Joint Asset Planning Kit

The Joint Asset Planning Kit

Joint Asset Planning Kit

The Joint Asset Planning Kit™ in the Media

National Post

Court Addresses a Grave Matter

A joint account shared by a parent and child can trigger inheritance battles with siblings

Jonathan Chevreau
Financial Post

Bank or investment accounts held jointly between an elderly parent and child are commonly used in Canada to avoid probate fees or for convenience.

But when the parent dies and the child tries to claim all the money, siblings not named on the joint accounts may launch legal proceedings to establish their fair share of the money.

As FP tax columnist Jamie Golombek wrote last week in FP Weekend, the technical term for such accounts is "joint tenancy with rights of survivorship."

While alive, the parent has control over the assets, receives the investment income [from a bank GIC, for example] and pays taxes on it. When that parent dies, the named child assumes control over the assets, including the tax liability.

If all the family have agreed the assets in the joint account will be divided along with everything else specified in the parent's will, things may be fine.

But what if the child named on the joint account balks, insisting the deceased parent had intended the money in the account to be a gift to him and him alone?

On May 3, the Supreme Court of Canada clarified the legal status of two such joint tenancy cases. In both, it ruled a surviving joint account holder must prove the deceased "transferor" intended to make a gift.

Absent documented proof of such an intention, joint assets will likely be considered to be held by the survivor as a "resulting trust" on behalf of the deceased owner, says Golombek. Therefore, the property of the estate would be divided according to the wishes expressed in the will.

"The fact the Supreme Court even agreed to hear these cases suggests this is an issue of national importance," Golombek says. "It's pretty rare that an estate litigation case makes it to the top court."

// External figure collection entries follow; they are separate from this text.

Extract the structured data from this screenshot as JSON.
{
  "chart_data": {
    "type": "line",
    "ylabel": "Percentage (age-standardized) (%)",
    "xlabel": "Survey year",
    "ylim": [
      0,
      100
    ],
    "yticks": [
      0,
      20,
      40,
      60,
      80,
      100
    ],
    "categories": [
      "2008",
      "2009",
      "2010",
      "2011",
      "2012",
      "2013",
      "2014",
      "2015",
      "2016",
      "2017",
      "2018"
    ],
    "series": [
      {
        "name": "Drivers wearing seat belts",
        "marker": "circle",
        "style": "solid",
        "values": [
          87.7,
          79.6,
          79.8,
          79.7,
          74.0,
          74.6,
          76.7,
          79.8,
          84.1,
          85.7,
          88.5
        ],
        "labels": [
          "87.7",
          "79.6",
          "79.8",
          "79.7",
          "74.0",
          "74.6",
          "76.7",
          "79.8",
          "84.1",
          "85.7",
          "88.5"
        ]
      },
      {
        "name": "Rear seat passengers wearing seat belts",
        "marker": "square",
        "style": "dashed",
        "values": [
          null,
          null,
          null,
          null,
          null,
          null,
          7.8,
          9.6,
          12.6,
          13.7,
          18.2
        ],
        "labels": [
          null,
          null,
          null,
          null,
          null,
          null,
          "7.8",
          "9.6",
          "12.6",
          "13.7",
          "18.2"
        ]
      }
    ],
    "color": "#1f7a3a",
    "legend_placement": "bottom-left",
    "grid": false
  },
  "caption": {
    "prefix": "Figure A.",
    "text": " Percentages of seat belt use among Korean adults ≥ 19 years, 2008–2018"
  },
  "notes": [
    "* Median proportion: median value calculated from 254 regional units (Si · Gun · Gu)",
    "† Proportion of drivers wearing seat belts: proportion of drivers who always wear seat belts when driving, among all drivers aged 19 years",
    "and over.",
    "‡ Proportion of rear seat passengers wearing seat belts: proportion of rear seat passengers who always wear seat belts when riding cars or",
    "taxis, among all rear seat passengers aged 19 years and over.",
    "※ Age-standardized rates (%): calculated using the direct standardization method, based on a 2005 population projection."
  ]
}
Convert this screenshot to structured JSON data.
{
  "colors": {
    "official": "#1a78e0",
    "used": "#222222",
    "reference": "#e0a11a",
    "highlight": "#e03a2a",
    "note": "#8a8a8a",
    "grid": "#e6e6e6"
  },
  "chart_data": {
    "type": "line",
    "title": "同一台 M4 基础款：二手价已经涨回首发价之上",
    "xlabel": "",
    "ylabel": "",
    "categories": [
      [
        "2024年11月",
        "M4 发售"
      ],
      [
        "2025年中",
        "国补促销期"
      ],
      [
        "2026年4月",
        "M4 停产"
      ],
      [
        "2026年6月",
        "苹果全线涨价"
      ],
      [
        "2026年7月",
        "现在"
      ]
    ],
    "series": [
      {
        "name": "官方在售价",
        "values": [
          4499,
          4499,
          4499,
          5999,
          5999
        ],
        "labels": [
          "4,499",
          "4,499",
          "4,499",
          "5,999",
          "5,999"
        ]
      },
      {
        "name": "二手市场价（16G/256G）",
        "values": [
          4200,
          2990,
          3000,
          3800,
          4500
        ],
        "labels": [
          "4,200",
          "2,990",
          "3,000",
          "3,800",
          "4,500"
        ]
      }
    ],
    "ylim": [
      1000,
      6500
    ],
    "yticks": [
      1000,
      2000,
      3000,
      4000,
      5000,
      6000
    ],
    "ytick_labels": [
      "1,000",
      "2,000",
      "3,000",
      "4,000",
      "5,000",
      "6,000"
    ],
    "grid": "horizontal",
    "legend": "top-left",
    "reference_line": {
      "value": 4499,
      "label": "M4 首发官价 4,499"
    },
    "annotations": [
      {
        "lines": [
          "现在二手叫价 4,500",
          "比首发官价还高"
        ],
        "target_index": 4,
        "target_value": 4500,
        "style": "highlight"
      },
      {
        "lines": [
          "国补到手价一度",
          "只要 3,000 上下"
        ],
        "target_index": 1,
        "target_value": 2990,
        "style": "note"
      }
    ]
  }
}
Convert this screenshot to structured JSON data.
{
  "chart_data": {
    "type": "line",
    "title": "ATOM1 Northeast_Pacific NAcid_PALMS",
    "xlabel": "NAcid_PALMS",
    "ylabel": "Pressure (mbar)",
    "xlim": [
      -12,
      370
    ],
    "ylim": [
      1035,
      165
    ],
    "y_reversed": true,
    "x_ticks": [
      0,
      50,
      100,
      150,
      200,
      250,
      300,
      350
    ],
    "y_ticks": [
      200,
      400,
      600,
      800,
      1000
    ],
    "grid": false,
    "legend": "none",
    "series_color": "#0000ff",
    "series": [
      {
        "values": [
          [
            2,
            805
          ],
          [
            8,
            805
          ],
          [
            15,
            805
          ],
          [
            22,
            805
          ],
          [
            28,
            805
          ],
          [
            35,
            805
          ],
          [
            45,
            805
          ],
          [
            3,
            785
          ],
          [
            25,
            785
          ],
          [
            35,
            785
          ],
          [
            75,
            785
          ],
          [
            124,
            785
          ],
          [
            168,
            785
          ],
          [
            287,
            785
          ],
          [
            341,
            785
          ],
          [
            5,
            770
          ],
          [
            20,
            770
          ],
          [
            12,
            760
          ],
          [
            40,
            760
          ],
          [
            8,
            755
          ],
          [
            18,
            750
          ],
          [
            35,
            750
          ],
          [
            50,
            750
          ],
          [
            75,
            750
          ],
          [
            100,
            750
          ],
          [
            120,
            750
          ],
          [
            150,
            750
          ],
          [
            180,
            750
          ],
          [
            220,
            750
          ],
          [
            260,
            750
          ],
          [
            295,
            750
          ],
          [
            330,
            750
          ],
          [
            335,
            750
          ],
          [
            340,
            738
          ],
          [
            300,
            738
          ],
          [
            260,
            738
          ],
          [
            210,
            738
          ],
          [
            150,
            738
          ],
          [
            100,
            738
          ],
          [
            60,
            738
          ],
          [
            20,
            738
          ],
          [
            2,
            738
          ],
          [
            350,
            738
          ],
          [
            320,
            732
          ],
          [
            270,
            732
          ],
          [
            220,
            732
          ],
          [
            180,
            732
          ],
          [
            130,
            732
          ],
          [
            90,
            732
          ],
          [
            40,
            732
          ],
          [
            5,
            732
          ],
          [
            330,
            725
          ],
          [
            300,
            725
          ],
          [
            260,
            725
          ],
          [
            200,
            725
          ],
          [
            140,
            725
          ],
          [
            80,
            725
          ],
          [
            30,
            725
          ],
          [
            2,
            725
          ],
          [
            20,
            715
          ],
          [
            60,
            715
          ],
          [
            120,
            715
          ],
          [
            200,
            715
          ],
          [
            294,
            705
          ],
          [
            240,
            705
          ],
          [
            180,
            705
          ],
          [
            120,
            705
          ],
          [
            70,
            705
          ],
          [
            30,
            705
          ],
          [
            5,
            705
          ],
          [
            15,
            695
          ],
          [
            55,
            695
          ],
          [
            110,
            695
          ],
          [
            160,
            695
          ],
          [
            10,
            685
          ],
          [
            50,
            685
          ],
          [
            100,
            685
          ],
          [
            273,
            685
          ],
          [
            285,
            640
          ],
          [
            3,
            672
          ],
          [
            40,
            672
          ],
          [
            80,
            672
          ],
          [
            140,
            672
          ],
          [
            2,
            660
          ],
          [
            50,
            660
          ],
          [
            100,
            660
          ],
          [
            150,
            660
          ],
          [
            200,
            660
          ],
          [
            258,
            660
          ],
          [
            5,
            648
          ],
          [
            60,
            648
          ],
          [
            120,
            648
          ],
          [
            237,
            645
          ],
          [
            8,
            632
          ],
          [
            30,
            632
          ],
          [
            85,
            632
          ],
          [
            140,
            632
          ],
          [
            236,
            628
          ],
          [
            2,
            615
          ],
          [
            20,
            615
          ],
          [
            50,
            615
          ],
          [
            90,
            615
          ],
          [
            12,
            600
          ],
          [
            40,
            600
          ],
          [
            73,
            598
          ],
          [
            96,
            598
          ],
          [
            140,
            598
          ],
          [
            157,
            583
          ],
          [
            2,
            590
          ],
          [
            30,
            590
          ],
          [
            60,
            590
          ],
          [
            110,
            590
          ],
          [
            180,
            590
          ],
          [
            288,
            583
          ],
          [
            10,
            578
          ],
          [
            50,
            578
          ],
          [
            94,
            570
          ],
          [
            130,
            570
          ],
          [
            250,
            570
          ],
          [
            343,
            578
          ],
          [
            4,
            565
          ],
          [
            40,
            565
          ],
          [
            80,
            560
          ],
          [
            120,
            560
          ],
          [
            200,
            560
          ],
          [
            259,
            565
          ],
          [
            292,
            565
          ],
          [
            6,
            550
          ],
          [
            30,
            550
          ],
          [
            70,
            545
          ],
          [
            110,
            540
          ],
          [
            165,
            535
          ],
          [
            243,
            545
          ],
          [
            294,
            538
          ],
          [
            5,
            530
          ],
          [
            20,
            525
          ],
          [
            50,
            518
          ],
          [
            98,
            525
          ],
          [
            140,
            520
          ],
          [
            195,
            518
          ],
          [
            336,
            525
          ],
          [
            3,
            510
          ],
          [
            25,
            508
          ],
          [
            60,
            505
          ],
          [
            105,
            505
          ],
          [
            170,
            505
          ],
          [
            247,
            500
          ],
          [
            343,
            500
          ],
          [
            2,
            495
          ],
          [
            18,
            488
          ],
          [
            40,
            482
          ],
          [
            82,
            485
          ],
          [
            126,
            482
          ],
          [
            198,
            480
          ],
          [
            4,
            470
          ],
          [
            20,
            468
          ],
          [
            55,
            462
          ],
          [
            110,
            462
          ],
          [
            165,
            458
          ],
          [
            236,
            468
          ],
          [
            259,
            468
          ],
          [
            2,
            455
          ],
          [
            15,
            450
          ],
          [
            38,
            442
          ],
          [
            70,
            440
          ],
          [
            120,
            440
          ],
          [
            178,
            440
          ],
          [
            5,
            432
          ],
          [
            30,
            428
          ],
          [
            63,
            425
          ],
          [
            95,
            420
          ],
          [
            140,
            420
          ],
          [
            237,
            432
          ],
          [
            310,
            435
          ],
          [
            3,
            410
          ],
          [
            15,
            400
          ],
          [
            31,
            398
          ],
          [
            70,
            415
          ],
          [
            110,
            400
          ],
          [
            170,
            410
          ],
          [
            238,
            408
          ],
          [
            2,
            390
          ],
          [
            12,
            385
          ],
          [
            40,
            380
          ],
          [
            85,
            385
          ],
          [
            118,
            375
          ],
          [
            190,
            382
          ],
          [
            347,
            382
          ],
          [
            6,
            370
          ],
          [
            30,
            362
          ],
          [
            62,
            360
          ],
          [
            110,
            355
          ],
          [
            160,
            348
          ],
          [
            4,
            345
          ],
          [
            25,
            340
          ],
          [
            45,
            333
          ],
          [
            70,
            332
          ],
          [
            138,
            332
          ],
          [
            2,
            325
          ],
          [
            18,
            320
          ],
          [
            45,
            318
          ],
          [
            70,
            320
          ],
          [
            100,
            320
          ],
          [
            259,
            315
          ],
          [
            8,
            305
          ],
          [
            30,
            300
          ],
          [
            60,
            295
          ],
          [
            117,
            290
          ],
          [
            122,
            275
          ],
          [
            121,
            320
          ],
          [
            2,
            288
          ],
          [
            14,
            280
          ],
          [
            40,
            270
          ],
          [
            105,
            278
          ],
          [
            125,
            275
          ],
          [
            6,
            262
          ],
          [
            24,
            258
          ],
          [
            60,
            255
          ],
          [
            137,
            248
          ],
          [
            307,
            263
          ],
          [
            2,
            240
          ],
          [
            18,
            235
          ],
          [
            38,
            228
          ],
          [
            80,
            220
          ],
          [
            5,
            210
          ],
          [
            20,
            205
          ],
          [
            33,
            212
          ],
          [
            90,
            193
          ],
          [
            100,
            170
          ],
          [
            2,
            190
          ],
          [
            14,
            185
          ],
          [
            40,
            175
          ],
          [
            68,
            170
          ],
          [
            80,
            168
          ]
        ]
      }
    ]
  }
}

In the wake of these decisions, the Thornhill, Ont.-based law firm Fish & Associates has created a "Joint Asset Planning Kit" that eliminates any ambiguities involving joint accounts.

A paper version is available at for $45 plus taxes and shipping.

Estate lawyers Barry Fish and Les Kotzer are co-authors of The Family War, a book describing the nasty legal battles that ensue among families squabbling over inheritances.

The third co-author is Jordan Atin, an estate litigator with Hull & Hull LP. He says that in the absence of appropriate evidence to the contrary joint accounts are considered "resulting trusts."

So while one child may hold a joint account with a parent for

convenience, it's understood that the parent expects all the children to share the proceeds once the parent dies (depending what is specified in the will).

It's still possible for a parent to establish that a gift was intended at the time a joint account was set up. But explicit documentation is needed to establish this.

This arrangement presumes the concept of "advancement," which derives from an English legal term describing how a parent would gift assets to a particular child to "advance" their station in life.

This was the situation in one of the two SCC cases. It involved almost $1-million in mutual funds jointly owned by Edwin Hughes and his daughter, Paula Pecore.

The SCC upheld the ruling of lower courts that Edwin had intended the money as a gift for Paula alone. Unlike her two siblings, Paula was not financially secure and had to care for a paraplegic husband.

After the couple divorced, the ex-husband tried to establish his right to half the account on the grounds he was a beneficiary in Edwin's will. The SCC ruled against him, upholding an earlier ruling that the money was a gift to Paula alone.

The opposite prevailed in the case of Patricia Brooks versus siblings Mary and William. There, the courts ruled a $185,000 joint account between Patricia and her father Michael had been set up only for "convenience purposes."

They showed that since no true gift had been intended for Patricia's sole benefit, the money had to be split with her two siblings. This is an example of the resulting trust in operation.

Atin says these rulings also apply to real estate held jointly, including cottages, and may also apply to business assets.

Kotzer says the joint asset planning kit lets families document joint ownership under either option. If the parent really intends that the joint assets should go to a particular child rather than all the siblings, they express that intention with a document called "Declaration of Intention to Avoid a Resulting Trust."

If on the other hand the parent wants all the siblings to share in the asset, then he or she fills out a "Declaration of Intention to Have a Resulting Trust."

Seems simple in retrospect, doesn't it? But as the old saying goes, "common sense ain't that common.